Hywel Williams, Senior Adviser, Legatum Institute

EXECUTIVE SUMMARY

  • The context: London is booming. Its population is soon set to exceed nine million, but where will everyone live? Rise in rental and purchase prices show how great is the demand compared with supply. This shortfall together with both the consistent unpopularity of most recent developments and the bitter, protracted, and expensive arguments which accompany their construction all point to the need to improve the way in which local democracy, land markets, planning, and the investment and development industries interact.
  • Streets are both popular and practical. A consistent and large majority in the UK prefer to live for most of their lives in conventional streets rather than large multi-storey buildings. Controlling for socio-economic status most people are happier, less stressed, are less likely to be victims of crime, and find it easier to bring up children and to behave more sociably to their neighbours in conventional streets rather than large multi-storey buildings. Other things being equal, the market value per sq foot and per hectare of conventionally designed streets goes up faster than large multi-storey buildings which also have far higher running costs, particularly as they age. The life time costs of large buildings are far higher per square foot and they tend to be pulled down more quickly.
  • But we are not building streets. The highly complex corpus of planning, building, and housing regulations make building high density conventional streets in an urban context commercially challenging by constraining supply, pushing up land values astronomically, and rendering conventional streets less spatially and economically efficient.
  • Mount Pleasant: a short term approach that responds rationally to the current situation at the expense of the right long term answer. The current Royal Mail proposals for the Mount Pleasant site exemplify the problem facing London.
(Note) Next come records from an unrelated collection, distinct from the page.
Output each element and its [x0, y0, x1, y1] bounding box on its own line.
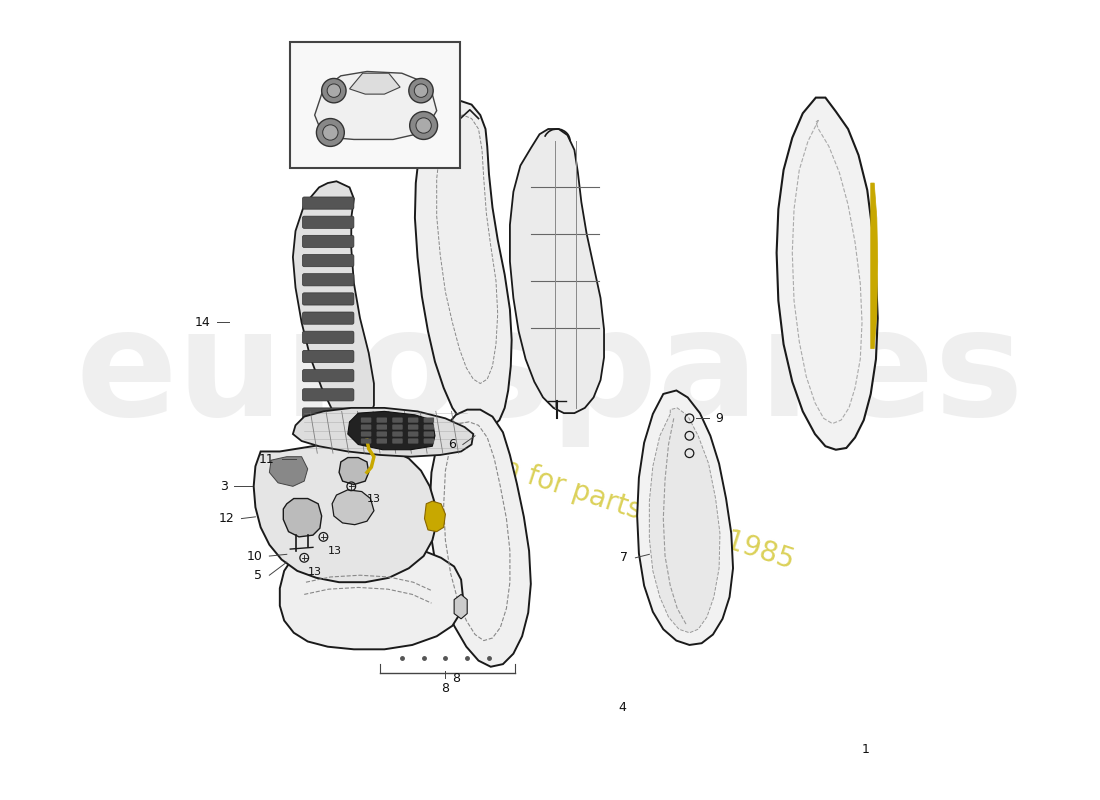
- Text: 5: 5: [254, 569, 263, 582]
- FancyBboxPatch shape: [302, 254, 354, 266]
- FancyBboxPatch shape: [302, 331, 354, 343]
- Circle shape: [409, 78, 433, 103]
- FancyBboxPatch shape: [361, 438, 372, 444]
- Text: 10: 10: [246, 550, 263, 562]
- Text: 1: 1: [862, 743, 870, 756]
- FancyBboxPatch shape: [361, 425, 372, 430]
- FancyBboxPatch shape: [302, 197, 354, 209]
- Polygon shape: [425, 501, 446, 532]
- Text: 8: 8: [441, 682, 450, 694]
- Polygon shape: [871, 183, 878, 349]
- Polygon shape: [270, 457, 308, 486]
- FancyBboxPatch shape: [376, 438, 387, 444]
- Polygon shape: [279, 546, 463, 650]
- Polygon shape: [293, 182, 374, 429]
- FancyBboxPatch shape: [408, 431, 418, 437]
- FancyBboxPatch shape: [302, 293, 354, 305]
- Polygon shape: [254, 442, 437, 582]
- Text: 13: 13: [308, 566, 321, 577]
- FancyBboxPatch shape: [302, 274, 354, 286]
- Polygon shape: [348, 411, 435, 450]
- Text: 6: 6: [448, 438, 455, 451]
- Polygon shape: [293, 408, 473, 457]
- FancyBboxPatch shape: [393, 431, 403, 437]
- Polygon shape: [777, 98, 878, 450]
- Circle shape: [322, 125, 338, 140]
- FancyBboxPatch shape: [424, 431, 434, 437]
- Text: 4: 4: [618, 702, 626, 714]
- FancyBboxPatch shape: [302, 389, 354, 401]
- Polygon shape: [332, 490, 374, 525]
- FancyBboxPatch shape: [302, 312, 354, 324]
- Text: 11: 11: [258, 453, 275, 466]
- FancyBboxPatch shape: [302, 350, 354, 362]
- FancyBboxPatch shape: [393, 418, 403, 422]
- Circle shape: [415, 84, 428, 98]
- FancyBboxPatch shape: [408, 438, 418, 444]
- Circle shape: [416, 118, 431, 133]
- Text: 14: 14: [195, 316, 210, 329]
- Circle shape: [317, 118, 344, 146]
- Polygon shape: [415, 101, 512, 429]
- FancyBboxPatch shape: [393, 438, 403, 444]
- FancyBboxPatch shape: [408, 425, 418, 430]
- Text: eurospares: eurospares: [76, 302, 1024, 447]
- FancyBboxPatch shape: [302, 235, 354, 247]
- FancyBboxPatch shape: [424, 418, 434, 422]
- FancyBboxPatch shape: [408, 418, 418, 422]
- Circle shape: [409, 111, 438, 139]
- Polygon shape: [430, 410, 531, 666]
- Polygon shape: [637, 390, 733, 645]
- Polygon shape: [649, 408, 720, 633]
- Polygon shape: [510, 129, 604, 413]
- Polygon shape: [284, 498, 321, 537]
- FancyBboxPatch shape: [376, 431, 387, 437]
- Polygon shape: [454, 594, 467, 619]
- Text: 13: 13: [367, 494, 381, 503]
- FancyBboxPatch shape: [393, 425, 403, 430]
- FancyBboxPatch shape: [302, 216, 354, 228]
- FancyBboxPatch shape: [302, 370, 354, 382]
- FancyBboxPatch shape: [376, 425, 387, 430]
- FancyBboxPatch shape: [361, 431, 372, 437]
- Polygon shape: [339, 458, 369, 485]
- Circle shape: [327, 84, 341, 98]
- FancyBboxPatch shape: [361, 418, 372, 422]
- Text: 13: 13: [328, 546, 342, 556]
- Circle shape: [321, 78, 346, 103]
- FancyBboxPatch shape: [424, 438, 434, 444]
- Text: 8: 8: [452, 671, 461, 685]
- Polygon shape: [350, 74, 400, 94]
- Bar: [290, 42, 460, 168]
- FancyBboxPatch shape: [424, 425, 434, 430]
- Text: a passion for parts since 1985: a passion for parts since 1985: [389, 418, 798, 575]
- Text: 3: 3: [220, 480, 228, 493]
- FancyBboxPatch shape: [302, 408, 354, 420]
- Text: 12: 12: [219, 512, 234, 525]
- Text: 9: 9: [716, 412, 724, 425]
- Text: 7: 7: [620, 551, 628, 564]
- Polygon shape: [315, 71, 437, 139]
- FancyBboxPatch shape: [376, 418, 387, 422]
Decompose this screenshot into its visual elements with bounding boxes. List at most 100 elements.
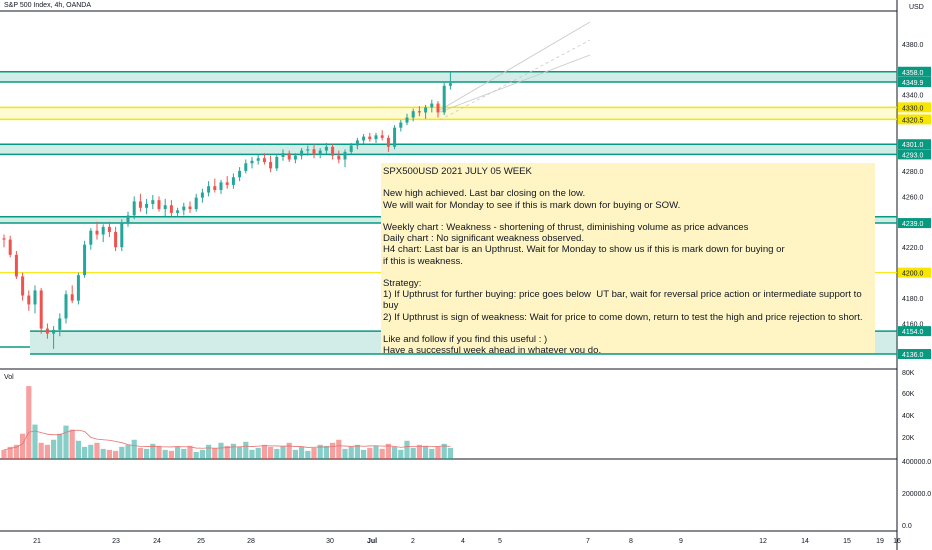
price-label-bg xyxy=(898,218,931,229)
volume-bar xyxy=(255,447,261,459)
volume-bar xyxy=(261,444,267,459)
candle-body xyxy=(300,150,304,156)
volume-bar xyxy=(317,444,323,459)
analysis-note: SPX500USD 2021 JULY 05 WEEK New high ach… xyxy=(381,163,875,353)
zone-rect xyxy=(0,107,897,120)
volume-bar xyxy=(131,439,137,459)
time-tick-label: Jul xyxy=(367,538,377,545)
volume-tick-label: 20K xyxy=(902,435,915,442)
volume-bar xyxy=(69,429,75,459)
time-tick-label: 25 xyxy=(197,538,205,545)
candle-body xyxy=(145,203,149,208)
note-line: Daily chart : No significant weakness ob… xyxy=(383,233,585,245)
volume-tick-label: 60K xyxy=(902,391,915,398)
time-tick-label: 4 xyxy=(461,538,465,545)
candle-body xyxy=(132,201,136,216)
volume-bar xyxy=(218,442,224,459)
candle-body xyxy=(287,153,291,160)
candle-body xyxy=(256,158,260,161)
price-label-bg xyxy=(898,66,931,77)
note-line: Strategy: xyxy=(383,278,422,290)
candle-body xyxy=(380,135,384,138)
volume-bar xyxy=(113,450,119,459)
candle-body xyxy=(2,238,6,240)
volume-bar xyxy=(299,446,305,459)
volume-bar xyxy=(385,443,391,459)
currency-label: USD xyxy=(909,4,924,11)
zone-rect xyxy=(0,71,897,83)
time-tick-label: 9 xyxy=(679,538,683,545)
volume-bar xyxy=(392,446,398,459)
candle-body xyxy=(386,137,390,147)
time-tick-label: 7 xyxy=(586,538,590,545)
candle-body xyxy=(64,294,68,319)
price-label-text: 4136.0 xyxy=(902,352,924,359)
note-line: Weekly chart : Weakness - shortening of … xyxy=(383,222,749,234)
volume-bar xyxy=(379,448,385,459)
volume-bar xyxy=(423,445,429,459)
volume-bar xyxy=(187,445,193,459)
candle-body xyxy=(405,117,409,123)
volume-bar xyxy=(82,446,88,459)
volume-bar xyxy=(38,442,44,459)
note-line: 1) If Upthrust for further buying: price… xyxy=(383,289,865,312)
candle-body xyxy=(337,155,341,160)
volume-bar xyxy=(206,444,212,459)
candle-body xyxy=(176,210,180,213)
volume-bar xyxy=(162,449,168,459)
candle-body xyxy=(21,276,25,296)
volume-bar xyxy=(410,447,416,459)
price-tick-label: 4160.0 xyxy=(902,322,924,329)
candle-body xyxy=(169,205,173,213)
candle-body xyxy=(275,156,279,169)
candle-body xyxy=(374,135,378,140)
time-tick-label: 16 xyxy=(893,538,901,545)
volume-bar xyxy=(435,446,441,459)
volume-bar xyxy=(199,449,205,459)
volume-bar xyxy=(429,448,435,459)
candle-body xyxy=(188,206,192,210)
candle-body xyxy=(52,329,56,334)
candle-body xyxy=(343,151,347,160)
channel-line xyxy=(439,39,591,121)
note-line: Like and follow if you find this useful … xyxy=(383,334,548,346)
note-line xyxy=(383,211,875,222)
candle-body xyxy=(281,153,285,157)
note-line xyxy=(383,177,875,188)
candle-body xyxy=(163,205,167,210)
note-line: H4 chart: Last bar is an Upthrust. Wait … xyxy=(383,244,785,256)
candle-body xyxy=(399,122,403,128)
candle-body xyxy=(312,149,316,155)
volume-bar xyxy=(249,449,255,459)
volume-bar xyxy=(237,446,243,459)
candle-body xyxy=(70,294,74,301)
volume-tick-label: 0.0 xyxy=(902,523,912,530)
price-label-bg xyxy=(898,77,931,88)
price-tick-label: 4260.0 xyxy=(902,194,924,201)
price-label-bg xyxy=(898,326,931,337)
candle-body xyxy=(293,155,297,160)
note-line: SPX500USD 2021 JULY 05 WEEK xyxy=(383,166,532,177)
price-label-text: 4320.5 xyxy=(902,117,924,124)
time-tick-label: 12 xyxy=(759,538,767,545)
volume-bar xyxy=(305,450,311,459)
price-tick-label: 4220.0 xyxy=(902,245,924,252)
volume-bar xyxy=(336,439,342,459)
volume-bar xyxy=(323,445,329,459)
price-tick-label: 4180.0 xyxy=(902,296,924,303)
volume-bar xyxy=(404,440,410,459)
volume-tick-label: 400000.0 xyxy=(902,459,931,466)
time-tick-label: 21 xyxy=(33,538,41,545)
candle-body xyxy=(238,170,242,178)
note-line: Have a successful week ahead in whatever… xyxy=(383,345,602,353)
volume-bar xyxy=(137,447,143,459)
candle-body xyxy=(213,186,217,190)
price-label-text: 4239.0 xyxy=(902,221,924,228)
volume-bar xyxy=(286,442,292,459)
volume-bar xyxy=(150,443,156,459)
candle-body xyxy=(436,103,440,113)
time-tick-label: 2 xyxy=(411,538,415,545)
volume-bar xyxy=(181,448,187,459)
price-tick-label: 4340.0 xyxy=(902,93,924,100)
time-tick-label: 28 xyxy=(247,538,255,545)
We do not believe that the current plans maximise connectivity, sustainability, or long term value for the Royal Mail Group or the taxpayer. The proposals are also very unpopular with the local community. Only nine percent of comments received in the public consultation supported the scheme. Delivering only 12 percent affordable housing has also been politically very controversial leading to rejection by both local councils. The proposals are, however, a rational response to the current situation of high land values and a planning system that incentivises large buildings and public open space over private open space. They are also a rational approach over a very short investment horizon as opposed to a forty year approach to valuemaximisation.
  • Mount Pleasant Circus and Fleet Valley Gardens. Working with and for the local community, we have developed an indicative alternative scheme which we are confident would be worth much more to Royal Mail in the long term as well as representing a better deal for the taxpayer.

About the Architecture of Prosperity Series

The Architecture of Prosperity, which forms part of the Legatum Institute's 'The Culture of Prosperity' programme, evaluates the impact of the built environment on human wellbeing and the capacity for creativity. The series of lectures, seminars and conferences address the central question of why some forms of architecture promote prosperity while others are linked to vicious effects.